Four out of five executives (84pc) in Ireland interviewed by PwC say blockchain initiatives are underway but warn that trust and regulation are holding back the development of technology.
The technology, which underpins the emerging digital currency, the virtual currency or the cryptocurrency, consists of blocks that contain batch timestamps of valid recent transactions, which form a chain, with each block reinforcing the previous ones.
& # 39; Blockchain by its very definition should generate trust. But, in reality, companies face problems of trust almost at every turn
– RONAN FITZPATRICK
Technology has the potential to radically transform IT and a myriad of different industries.
New research from PwC – Blockchain is here. What's your next move? – interviewed 600 executives in 15 countries and territories on their blockchain development and opinions on its potential.
The report indicates that blockchain developments are accelerating globally, opening up opportunities such as reduced costs, increased speed and greater transparency and traceability.
A quarter of executives report a pilot project being implemented (10pc) or completely live (15pc). Almost one third (32pc) has projects in development and one fifth (20pc) is in research mode.
Break the chains that bind
The United States (29pc), China (18pc) and Australia (7pc) are perceived as the most advanced currently in the development of blockchain projects. However, within three to five years, respondents believe that China will have surpassed the United States (30pc), shifting the first center of influence and activity from the United States and Europe.
The survey reflects the predominant dominance of financial services developments in the sector, with 46% identifying it as the current leading sector and 41% in the short term (three to five years). The sectors identified by respondents with emerging potential within three to five years include energy and utility (14pc), healthcare (14pc) and industrial production (12pc).

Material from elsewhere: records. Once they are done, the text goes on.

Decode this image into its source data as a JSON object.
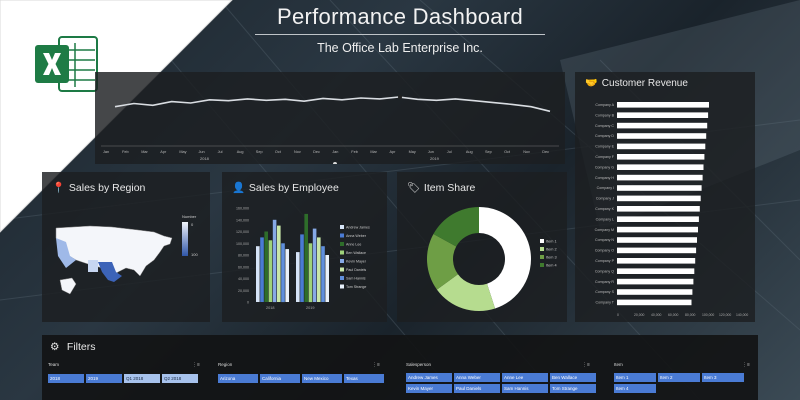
{
  "header": {
    "title": "Performance Dashboard",
    "subtitle": "The Office Lab Enterprise Inc."
  },
  "colors": {
    "accent_blue": "#4a7bd4",
    "green_dark": "#3f7a2e",
    "green_light": "#b6dc8f",
    "panel_bg": "#1c1e21"
  },
  "timeline": {
    "months_2018": [
      "Jan",
      "Feb",
      "Mar",
      "Apr",
      "May",
      "Jun",
      "Jul",
      "Aug",
      "Sep",
      "Oct",
      "Nov",
      "Dec"
    ],
    "months_2019": [
      "Jan",
      "Feb",
      "Mar",
      "Apr",
      "May",
      "Jun",
      "Jul",
      "Aug",
      "Sep",
      "Oct",
      "Nov",
      "Dec"
    ],
    "year_a": "2018",
    "year_b": "2019",
    "values": [
      0.55,
      0.62,
      0.58,
      0.66,
      0.63,
      0.7,
      0.68,
      0.72,
      0.69,
      0.71,
      0.67,
      0.73,
      0.7,
      0.74,
      0.72,
      0.76,
      0.71,
      0.69,
      0.72,
      0.68,
      0.64,
      0.6,
      0.55,
      0.45
    ]
  },
  "customer_revenue": {
    "title": "Customer Revenue",
    "icon": "handshake-icon",
    "companies": [
      "Company A",
      "Company B",
      "Company C",
      "Company D",
      "Company E",
      "Company F",
      "Company G",
      "Company H",
      "Company I",
      "Company J",
      "Company K",
      "Company L",
      "Company M",
      "Company N",
      "Company O",
      "Company P",
      "Company Q",
      "Company R",
      "Company S",
      "Company T"
    ],
    "values": [
      100,
      99,
      98,
      97,
      96,
      95,
      94,
      93,
      92,
      91,
      90,
      89,
      88,
      87,
      86,
      85,
      84,
      83,
      82,
      81
    ],
    "ticks": [
      "0",
      "20,000",
      "40,000",
      "60,000",
      "80,000",
      "100,000",
      "120,000",
      "140,000"
    ]
  },
  "sales_region": {
    "title": "Sales by Region",
    "icon": "map-pin-icon",
    "legend_label": "Number",
    "legend_min": "0",
    "legend_max": "100"
  },
  "sales_employee": {
    "title": "Sales by Employee",
    "icon": "person-icon",
    "y_ticks": [
      "160,000",
      "140,000",
      "120,000",
      "100,000",
      "80,000",
      "60,000",
      "40,000",
      "20,000",
      "0"
    ],
    "years": [
      "2018",
      "2019"
    ],
    "legend": [
      "Andrew James",
      "Anna Weber",
      "Anne Lee",
      "Ben Wallace",
      "Kevin Mayer",
      "Paul Daniels",
      "Sam Hannis",
      "Tom Strange"
    ],
    "values_2018": [
      95000,
      110000,
      120000,
      105000,
      140000,
      130000,
      100000,
      90000
    ],
    "values_2019": [
      85000,
      115000,
      150000,
      100000,
      125000,
      110000,
      95000,
      80000
    ]
  },
  "item_share": {
    "title": "Item Share",
    "icon": "tag-icon",
    "legend": [
      "Item 1",
      "Item 2",
      "Item 3",
      "Item 4"
    ],
    "values": [
      45,
      20,
      18,
      17
    ]
  },
  "filters": {
    "title": "Filters",
    "icon": "gear-icon",
    "team_label": "Team",
    "team_chips": [
      "2018",
      "2019",
      "Q1 2018",
      "Q2 2018"
    ],
    "region_label": "Region",
    "region_chips": [
      "Arizona",
      "California",
      "New Mexico",
      "Texas"
    ],
    "salesperson_label": "Salesperson",
    "salesperson_chips": [
      "Andrew James",
      "Anna Weber",
      "Anne Lee",
      "Ben Wallace",
      "Kevin Mayer",
      "Paul Daniels",
      "Sam Hannis",
      "Tom Strange"
    ],
    "item_label": "Item",
    "item_chips": [
      "Item 1",
      "Item 2",
      "Item 3",
      "Item 4"
    ]
  }
}
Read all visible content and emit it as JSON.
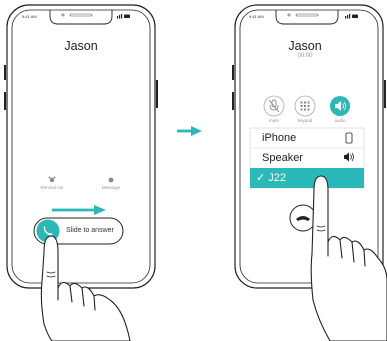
{
  "left_phone": {
    "status_time": "9:41 AM",
    "caller_name": "Jason",
    "remind_label": "Remind me",
    "message_label": "Message",
    "slide_label": "Slide to answer"
  },
  "right_phone": {
    "status_time": "9:41 AM",
    "caller_name": "Jason",
    "call_timer": "00:00",
    "controls": [
      {
        "label": "mute",
        "icon": "mic-off-icon"
      },
      {
        "label": "keypad",
        "icon": "keypad-icon"
      },
      {
        "label": "audio",
        "icon": "speaker-icon"
      }
    ],
    "audio_menu": [
      {
        "label": "iPhone",
        "icon": "phone-icon",
        "selected": false
      },
      {
        "label": "Speaker",
        "icon": "speaker-icon",
        "selected": false
      },
      {
        "label": "✓ J22",
        "icon": "",
        "selected": true
      }
    ]
  },
  "colors": {
    "accent": "#2bb8b8",
    "outline": "#222222"
  }
}
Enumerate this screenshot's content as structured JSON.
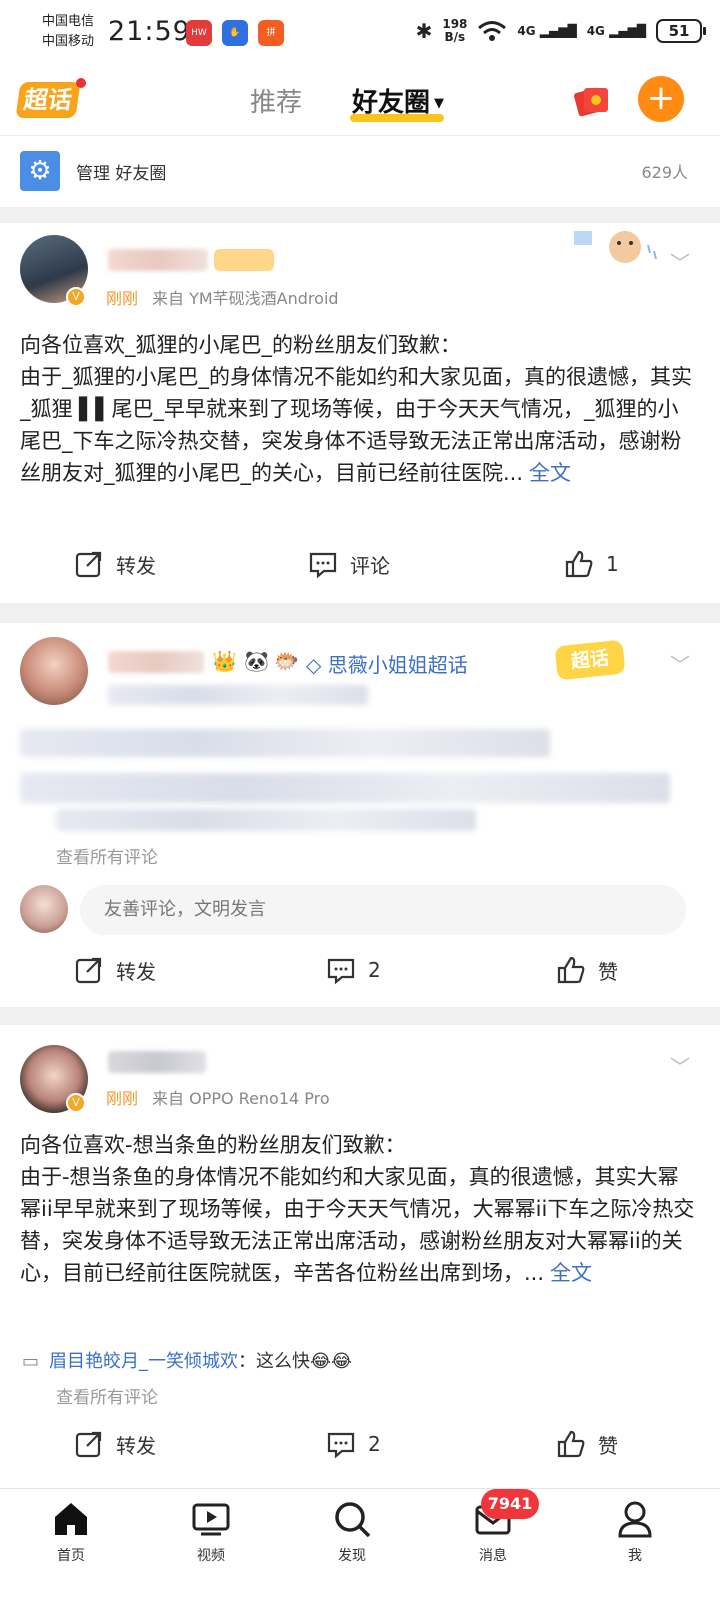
{
  "status_bar": {
    "carrier_1": "中国电信",
    "carrier_2": "中国移动",
    "time": "21:59",
    "net_speed_value": "198",
    "net_speed_unit": "B/s",
    "signal_1": "4G",
    "signal_2": "4G",
    "battery": "51"
  },
  "header": {
    "logo": "超话",
    "tab_recommend": "推荐",
    "tab_friends": "好友圈",
    "add_button": "+"
  },
  "manage_row": {
    "label": "管理 好友圈",
    "count": "629人"
  },
  "posts": [
    {
      "time": "刚刚",
      "source": "来自 YM芊砚浅酒Android",
      "text": "向各位喜欢_狐狸的小尾巴_的粉丝朋友们致歉：\n由于_狐狸的小尾巴_的身体情况不能如约和大家见面，真的很遗憾，其实_狐狸 ▌▌尾巴_早早就来到了现场等候，由于今天天气情况，_狐狸的小尾巴_下车之际冷热交替，突发身体不适导致无法正常出席活动，感谢粉丝朋友对_狐狸的小尾巴_的关心，目前已经前往医院...",
      "full_text": "全文",
      "repost": "转发",
      "comment": "评论",
      "like": "1"
    },
    {
      "topic": "思薇小姐姐超话",
      "super_tag": "超话",
      "view_all": "查看所有评论",
      "comment_placeholder": "友善评论，文明发言",
      "repost": "转发",
      "comment": "2",
      "like": "赞"
    },
    {
      "time": "刚刚",
      "source": "来自 OPPO Reno14 Pro",
      "text": "向各位喜欢-想当条鱼的粉丝朋友们致歉：\n由于-想当条鱼的身体情况不能如约和大家见面，真的很遗憾，其实大幂幂ii早早就来到了现场等候，由于今天天气情况，大幂幂ii下车之际冷热交替，突发身体不适导致无法正常出席活动，感谢粉丝朋友对大幂幂ii的关心，目前已经前往医院就医，辛苦各位粉丝出席到场，...",
      "full_text": "全文",
      "comment_name": "眉目艳皎月_一笑倾城欢",
      "comment_text": "：这么快😂😂",
      "view_all": "查看所有评论",
      "repost": "转发",
      "comment": "2",
      "like": "赞"
    }
  ],
  "bottom_nav": {
    "home": "首页",
    "video": "视频",
    "discover": "发现",
    "messages": "消息",
    "messages_badge": "7941",
    "me": "我"
  },
  "colors": {
    "accent": "#ff8b12",
    "link": "#3b70c8",
    "badge": "#f0353b",
    "tab_underline": "#f9c51a"
  }
}
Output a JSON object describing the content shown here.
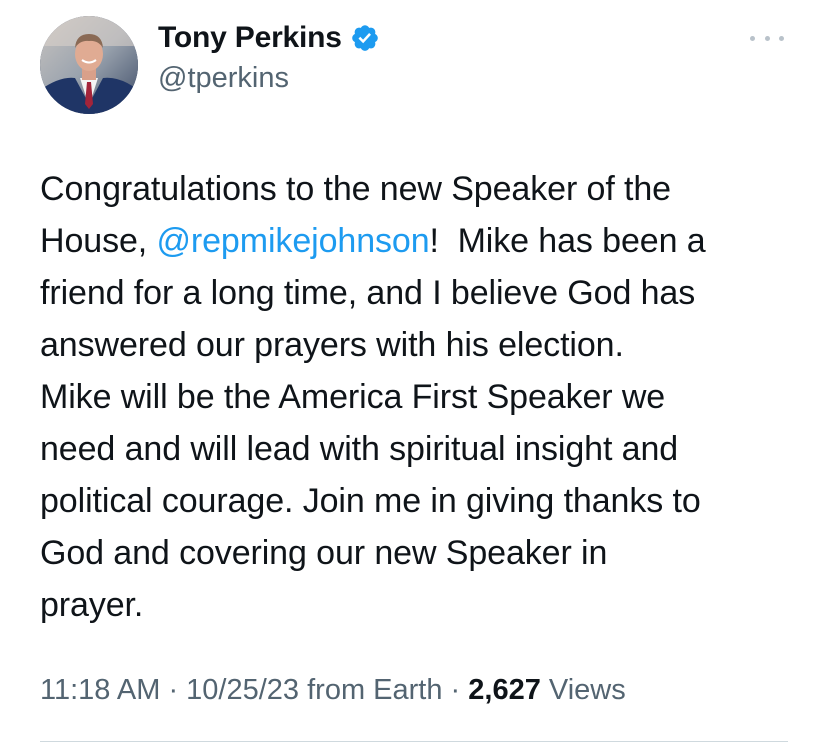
{
  "author": {
    "display_name": "Tony Perkins",
    "handle": "@tperkins",
    "verified": true,
    "avatar_icon": "profile-photo"
  },
  "more_icon": "more-horizontal-icon",
  "tweet": {
    "line1": "Congratulations to the new Speaker of the",
    "line2_prefix": "House, ",
    "mention": "@repmikejohnson",
    "line2_suffix": "!  Mike has been a",
    "line3": "friend for a long time, and I believe God has",
    "line4": "answered our prayers with his election.",
    "line5": "Mike will be the America First Speaker we",
    "line6": "need and will lead with spiritual insight and",
    "line7": "political courage. Join me in giving thanks to",
    "line8": "God and covering our new Speaker in",
    "line9": "prayer."
  },
  "meta": {
    "time": "11:18 AM",
    "separator": " · ",
    "date": "10/25/23",
    "source": " from Earth",
    "views_count": "2,627",
    "views_label": " Views"
  },
  "colors": {
    "text": "#0f1419",
    "secondary": "#536471",
    "accent": "#1d9bf0"
  }
}
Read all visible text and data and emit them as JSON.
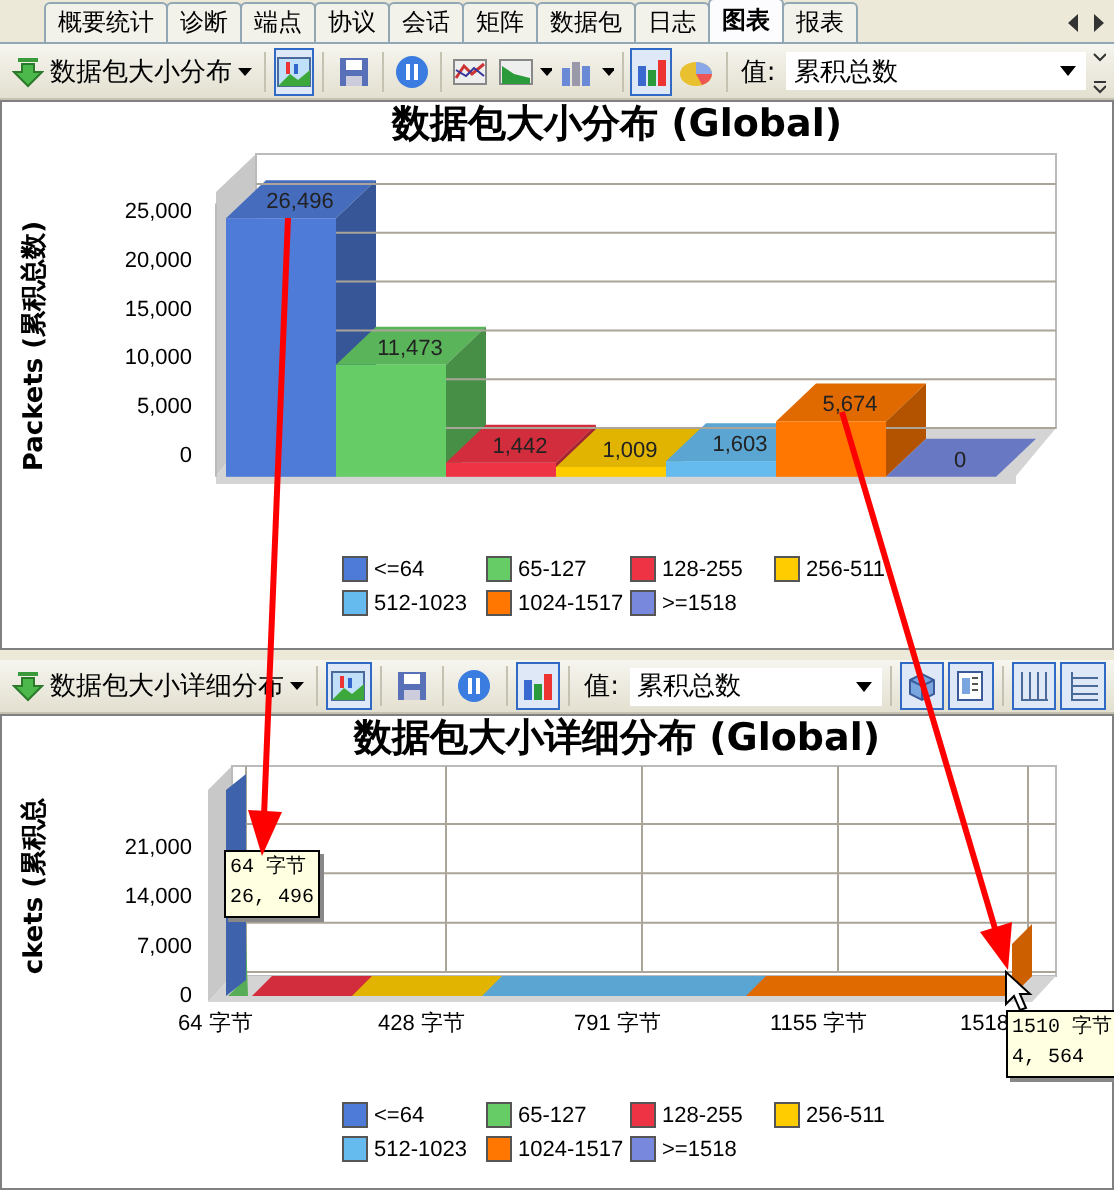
{
  "tabs": [
    {
      "label": "概要统计",
      "selected": false
    },
    {
      "label": "诊断",
      "selected": false
    },
    {
      "label": "端点",
      "selected": false
    },
    {
      "label": "协议",
      "selected": false
    },
    {
      "label": "会话",
      "selected": false
    },
    {
      "label": "矩阵",
      "selected": false
    },
    {
      "label": "数据包",
      "selected": false
    },
    {
      "label": "日志",
      "selected": false
    },
    {
      "label": "图表",
      "selected": true
    },
    {
      "label": "报表",
      "selected": false
    }
  ],
  "panels": [
    {
      "toolbar": {
        "report": "数据包大小分布",
        "items": [
          {
            "kind": "separator"
          },
          {
            "kind": "view",
            "pressed": true
          },
          {
            "kind": "separator"
          },
          {
            "kind": "save",
            "pressed": false
          },
          {
            "kind": "separator"
          },
          {
            "kind": "pause",
            "pressed": false
          },
          {
            "kind": "separator"
          },
          {
            "kind": "line",
            "pressed": false
          },
          {
            "kind": "area",
            "pressed": false,
            "menu": true
          },
          {
            "kind": "bar3d",
            "pressed": false,
            "menu": true
          },
          {
            "kind": "separator"
          },
          {
            "kind": "bar",
            "pressed": true
          },
          {
            "kind": "pie",
            "pressed": false
          },
          {
            "kind": "separator"
          }
        ],
        "value_label": "值:",
        "value": "累积总数"
      },
      "kind": "bar3d",
      "chart_data": {
        "type": "bar",
        "title": "数据包大小分布 (Global)",
        "ylabel": "Packets (累积总数)",
        "grid": true,
        "categories": [
          null,
          null,
          null,
          null,
          null,
          null,
          null
        ],
        "ylim": [
          0,
          28000
        ],
        "values": [
          26496,
          11473,
          1442,
          1009,
          1603,
          5674,
          0
        ],
        "yticks": [
          {
            "value": 0,
            "label": "0"
          },
          {
            "value": 5000,
            "label": "5,000"
          },
          {
            "value": 10000,
            "label": "10,000"
          },
          {
            "value": 15000,
            "label": "15,000"
          },
          {
            "value": 20000,
            "label": "20,000"
          },
          {
            "value": 25000,
            "label": "25,000"
          }
        ],
        "value_labels": [
          "26,496",
          "11,473",
          "1,442",
          "1,009",
          "1,603",
          "5,674",
          "0"
        ]
      },
      "legend": [
        {
          "label": "<=64",
          "color": "#4f7bd8"
        },
        {
          "label": "65-127",
          "color": "#66cc66"
        },
        {
          "label": "128-255",
          "color": "#ee3344"
        },
        {
          "label": "256-511",
          "color": "#ffcc00"
        },
        {
          "label": "512-1023",
          "color": "#66bbee"
        },
        {
          "label": "1024-1517",
          "color": "#ff7700"
        },
        {
          "label": ">=1518",
          "color": "#7788dd"
        }
      ]
    },
    {
      "toolbar": {
        "report": "数据包大小详细分布",
        "items": [
          {
            "kind": "separator"
          },
          {
            "kind": "view",
            "pressed": true
          },
          {
            "kind": "separator"
          },
          {
            "kind": "save",
            "pressed": false
          },
          {
            "kind": "separator"
          },
          {
            "kind": "pause",
            "pressed": false
          },
          {
            "kind": "separator"
          },
          {
            "kind": "bar",
            "pressed": true
          },
          {
            "kind": "separator"
          }
        ],
        "value_label": "值:",
        "value": "累积总数",
        "extra": [
          {
            "kind": "separator"
          },
          {
            "kind": "cube",
            "pressed": true
          },
          {
            "kind": "page",
            "pressed": true
          },
          {
            "kind": "separator"
          },
          {
            "kind": "vgrid",
            "pressed": true
          },
          {
            "kind": "hgrid",
            "pressed": true
          }
        ]
      },
      "kind": "histogram",
      "title": "数据包大小详细分布 (Global)",
      "ylabel": "ckets (累积总",
      "yticks": [
        "21,000",
        "14,000",
        "7,000",
        "0"
      ],
      "xticks": [
        "64 字节",
        "428 字节",
        "791 字节",
        "1155 字节",
        "1518"
      ],
      "tooltips": [
        {
          "lines": [
            "64 字节",
            "26, 496"
          ]
        },
        {
          "lines": [
            "1510 字节",
            "4, 564"
          ]
        }
      ],
      "legend": [
        {
          "label": "<=64",
          "color": "#4f7bd8"
        },
        {
          "label": "65-127",
          "color": "#66cc66"
        },
        {
          "label": "128-255",
          "color": "#ee3344"
        },
        {
          "label": "256-511",
          "color": "#ffcc00"
        },
        {
          "label": "512-1023",
          "color": "#66bbee"
        },
        {
          "label": "1024-1517",
          "color": "#ff7700"
        },
        {
          "label": ">=1518",
          "color": "#7788dd"
        }
      ]
    }
  ]
}
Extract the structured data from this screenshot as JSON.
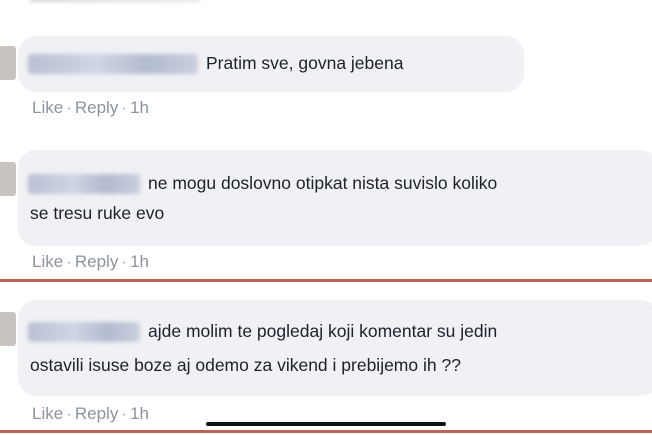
{
  "comments": [
    {
      "text_line1": "Pratim sve, govna jebena",
      "text_line2": "",
      "like_label": "Like",
      "reply_label": "Reply",
      "time": "1h"
    },
    {
      "text_line1": "ne mogu doslovno otipkat nista suvislo koliko",
      "text_line2": "se tresu ruke evo",
      "like_label": "Like",
      "reply_label": "Reply",
      "time": "1h"
    },
    {
      "text_line1": "ajde molim te pogledaj koji komentar su jedin",
      "text_line2": "ostavili isuse boze aj odemo za vikend i prebijemo ih ??",
      "like_label": "Like",
      "reply_label": "Reply",
      "time": "1h"
    }
  ],
  "separator_char": "·",
  "colors": {
    "bubble_bg": "#f0f1f4",
    "meta_text": "#8d949e",
    "annotation_red": "#b4473a"
  }
}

Despite the potential of technology, respondents identified trust as one of the biggest obstacles to its adoption. The 45pc has identified it as a blocker for adoption, while the 48pc is cautious in regulatory uncertainty.
One in three of those who answered little or no involvement with blockchain cited the reasons as a cost (31pc), uncertainty about where to start (24pc) and governance problems (14pc).
"What business leaders in Ireland and around the world tell us is that no one wants to be left behind by the blockchain, although concerns about trust and regulation remain at this early stage of development," said David Lee, technology partner of PwC Ireland.
"A well-designed blockchain does not only cut intermediaries, but reduces costs [and] increases speed, scope, transparency and traceability for many business processes. The business case can be compelling if organizations understand what their ultimate game is in the use of technology and match it to their design. "
Business software platforms that are the driving force for business operations such as finance, human resources and customer relationship management are beginning to integrate the blockchain. For example, Microsoft, Oracle, SAP and Salesforce have announced all blockchain initiatives. In the future, many core business processes will work – or interact with – blockchain-based systems. The use of the blockchain in concert with the corporate resource planning platforms will allow companies to simplify processes, facilitate data sharing and improve data integrity.
"Blockchain, by definition, should generate trust," said Ronan Fitzpatrick, digital director of PwC Ireland.
"But, in reality, companies face trust problems almost at every turn: the failure to present a clear business case right from the start leads to the stalemate of projects – companies have to do more to build in their design how they can deal with trust and regulatory concerns.
"Creating and implementing blockchain to realize its potential is not an IT project, it is a transformation of business models, roles and processes, it needs a clear business case, an ecosystem to support it, with rules, standards and flexibility to deal with the normative change built ".